On October 8, 2019, IRflex Corporation signed a contract with the Department of Defense after winning the Phase I project N192-067 proposal to develop an anti-reflective surface for use on bare and connectorized infrared fiber optical cable assembly endfaces.
The project requests that the anti-reflective surface should be realizable on non-silica optical fiber including indium fluoride, chalcogenide, tellurite, and ZBLAN. Fiber optic cables should be designed to assemble with SubMiniature Version A (SMA) 905 connectors and be compatible with short and mid-wave laser sources for the wavelength interest region of 1.5 to 5 micron. The fiber optic cable assembly must pass thermal, vibration, and humidity environmental testing. The end result of this project is an anti-reflective surface with an improved damage threshold for high power application that can be manufactured.
IRflex Corporation manufactures the mid-infrared fibers based on extra high purity chalcogenide glass, whose proprietary fiber technology and knowhow support the project to design, model, and demonstrate a proof of concept of anti-reflective surface for our mid-infrared optical fibers and cables.
April 18, 2019 – Danville, VA, USA – IRflex Corporation announces that the company starts today the newly awarded NAVY SBIR Phase I project for Mid-Wave Infrared Polarization-Maintaining Single Mode Fiber.

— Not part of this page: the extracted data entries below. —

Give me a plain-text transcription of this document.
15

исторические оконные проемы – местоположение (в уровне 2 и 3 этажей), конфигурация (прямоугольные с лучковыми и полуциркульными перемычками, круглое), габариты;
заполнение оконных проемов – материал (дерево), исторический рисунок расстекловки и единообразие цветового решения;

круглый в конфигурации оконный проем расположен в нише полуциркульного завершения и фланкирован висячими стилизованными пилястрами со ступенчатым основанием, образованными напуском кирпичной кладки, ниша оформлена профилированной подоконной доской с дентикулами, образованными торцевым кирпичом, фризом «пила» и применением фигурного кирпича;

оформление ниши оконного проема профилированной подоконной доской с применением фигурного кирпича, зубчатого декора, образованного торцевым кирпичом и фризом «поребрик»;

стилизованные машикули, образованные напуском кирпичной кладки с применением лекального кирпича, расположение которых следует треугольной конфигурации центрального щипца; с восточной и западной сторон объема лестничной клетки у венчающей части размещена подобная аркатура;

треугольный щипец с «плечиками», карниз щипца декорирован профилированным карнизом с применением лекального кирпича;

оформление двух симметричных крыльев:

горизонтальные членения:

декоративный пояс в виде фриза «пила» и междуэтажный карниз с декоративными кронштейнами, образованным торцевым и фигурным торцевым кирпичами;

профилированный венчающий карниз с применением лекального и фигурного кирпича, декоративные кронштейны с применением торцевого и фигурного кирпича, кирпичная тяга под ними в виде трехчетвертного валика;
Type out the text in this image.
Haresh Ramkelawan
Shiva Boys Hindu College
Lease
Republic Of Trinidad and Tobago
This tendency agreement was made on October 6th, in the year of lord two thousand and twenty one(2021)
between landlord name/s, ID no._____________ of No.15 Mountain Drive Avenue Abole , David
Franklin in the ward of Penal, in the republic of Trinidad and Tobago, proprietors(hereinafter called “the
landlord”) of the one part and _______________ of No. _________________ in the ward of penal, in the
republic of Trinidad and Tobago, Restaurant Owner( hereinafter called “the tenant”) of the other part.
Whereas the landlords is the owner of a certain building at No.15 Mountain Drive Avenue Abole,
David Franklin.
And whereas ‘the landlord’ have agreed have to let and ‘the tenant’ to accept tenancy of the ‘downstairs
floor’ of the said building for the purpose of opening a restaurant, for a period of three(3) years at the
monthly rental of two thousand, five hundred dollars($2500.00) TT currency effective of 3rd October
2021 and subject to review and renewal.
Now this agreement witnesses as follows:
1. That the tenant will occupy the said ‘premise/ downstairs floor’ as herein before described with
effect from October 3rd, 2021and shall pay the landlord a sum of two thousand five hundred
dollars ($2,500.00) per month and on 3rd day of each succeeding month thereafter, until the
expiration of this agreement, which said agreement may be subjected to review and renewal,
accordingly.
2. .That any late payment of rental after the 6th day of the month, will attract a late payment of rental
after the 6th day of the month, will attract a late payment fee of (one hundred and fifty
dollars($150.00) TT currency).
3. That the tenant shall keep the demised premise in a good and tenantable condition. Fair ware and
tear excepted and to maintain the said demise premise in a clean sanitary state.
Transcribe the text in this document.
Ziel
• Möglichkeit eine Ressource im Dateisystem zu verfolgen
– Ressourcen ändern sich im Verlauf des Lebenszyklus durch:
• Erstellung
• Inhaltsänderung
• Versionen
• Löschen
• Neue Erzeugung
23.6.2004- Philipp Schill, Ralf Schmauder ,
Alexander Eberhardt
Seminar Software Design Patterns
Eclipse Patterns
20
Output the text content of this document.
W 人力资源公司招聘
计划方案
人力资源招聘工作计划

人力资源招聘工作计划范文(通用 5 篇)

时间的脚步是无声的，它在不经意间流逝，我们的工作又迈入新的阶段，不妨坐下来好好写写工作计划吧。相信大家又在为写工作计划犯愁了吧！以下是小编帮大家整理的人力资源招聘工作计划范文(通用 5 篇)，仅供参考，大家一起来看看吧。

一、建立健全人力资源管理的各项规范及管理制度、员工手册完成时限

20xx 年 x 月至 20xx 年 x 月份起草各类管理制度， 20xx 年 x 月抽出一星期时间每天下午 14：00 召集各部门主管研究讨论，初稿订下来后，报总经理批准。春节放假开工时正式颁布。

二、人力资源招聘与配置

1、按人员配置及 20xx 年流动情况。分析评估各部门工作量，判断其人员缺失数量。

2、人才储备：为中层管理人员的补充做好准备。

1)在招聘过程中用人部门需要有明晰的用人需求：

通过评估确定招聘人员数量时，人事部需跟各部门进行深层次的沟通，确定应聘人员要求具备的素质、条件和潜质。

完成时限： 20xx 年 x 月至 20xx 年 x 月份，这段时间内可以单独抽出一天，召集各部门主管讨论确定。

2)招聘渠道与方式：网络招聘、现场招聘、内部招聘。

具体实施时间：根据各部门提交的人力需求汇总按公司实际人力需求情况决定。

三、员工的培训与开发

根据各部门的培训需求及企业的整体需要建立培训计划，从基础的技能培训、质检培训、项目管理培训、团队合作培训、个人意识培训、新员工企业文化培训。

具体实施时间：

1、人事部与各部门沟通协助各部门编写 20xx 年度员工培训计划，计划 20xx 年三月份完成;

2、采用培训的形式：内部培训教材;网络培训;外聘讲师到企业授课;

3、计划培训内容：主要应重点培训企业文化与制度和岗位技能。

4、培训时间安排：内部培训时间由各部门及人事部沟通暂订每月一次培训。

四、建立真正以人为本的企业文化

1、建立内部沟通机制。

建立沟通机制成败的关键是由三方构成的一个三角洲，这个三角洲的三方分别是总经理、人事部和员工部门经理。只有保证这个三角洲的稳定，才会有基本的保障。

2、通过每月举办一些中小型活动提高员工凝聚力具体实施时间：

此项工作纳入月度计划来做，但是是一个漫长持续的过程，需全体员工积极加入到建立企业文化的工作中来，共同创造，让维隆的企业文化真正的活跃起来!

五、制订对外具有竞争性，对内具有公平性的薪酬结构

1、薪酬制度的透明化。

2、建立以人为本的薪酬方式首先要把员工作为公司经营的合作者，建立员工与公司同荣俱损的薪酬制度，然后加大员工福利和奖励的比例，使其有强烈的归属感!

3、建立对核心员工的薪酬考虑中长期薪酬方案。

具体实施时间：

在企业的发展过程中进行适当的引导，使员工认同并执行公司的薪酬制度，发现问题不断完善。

Applications requiring linearly polarized light and the flexibility of fiber delivery in the MWIR region will require a fiber solution that preserve the polarization state of the launched light. Most infrared lasers are polarized. PM-fiber offers the capability of preserving the launched light polarization state as it propagates through the fiber. In conventional fibers the polarization state is not preserved due to mechanical stress, temperature induced changes, fiber fabrication imperfections, and fiber bends. Commercially available silica PM-fibers cover the visible and near-infrared spectrum; these work by creating a strong birefringence across the core of the fiber, which is responsible for preserving the polarization state of launched light as long as the polarization is aligned with one of the birefringent axes.
Currently there is no commercially available PM-fiber solution for the MWIR region. A specialty fiber capable of high-power laser transmission (>10W cw) and preserving the polarization state of the input light with high polarization extinction ratio (~-30dB), high birefringence (~10-3) and with low propagation losses (<0.2dB/m) covering the MWIR wavelength spectrum is desired.
This Phase I project is to determine the feasibility of an initial design of a PM-fiber approach best suited for the MWIR spectral region. Evaluate the performance of the PM-fiber design by determining if wave guidance is achieved in the spectral window of 2um – 6um, the magnitude of the birefringence, and the attenuation loss is less than 0.2dB/m. Demonstrate fabrication proof of concept and identify the steps and approach needed to fabricate the fiber design. IRflex Corporation is looking forward to develop a prototype plan of this fiber to be carried into Phase II.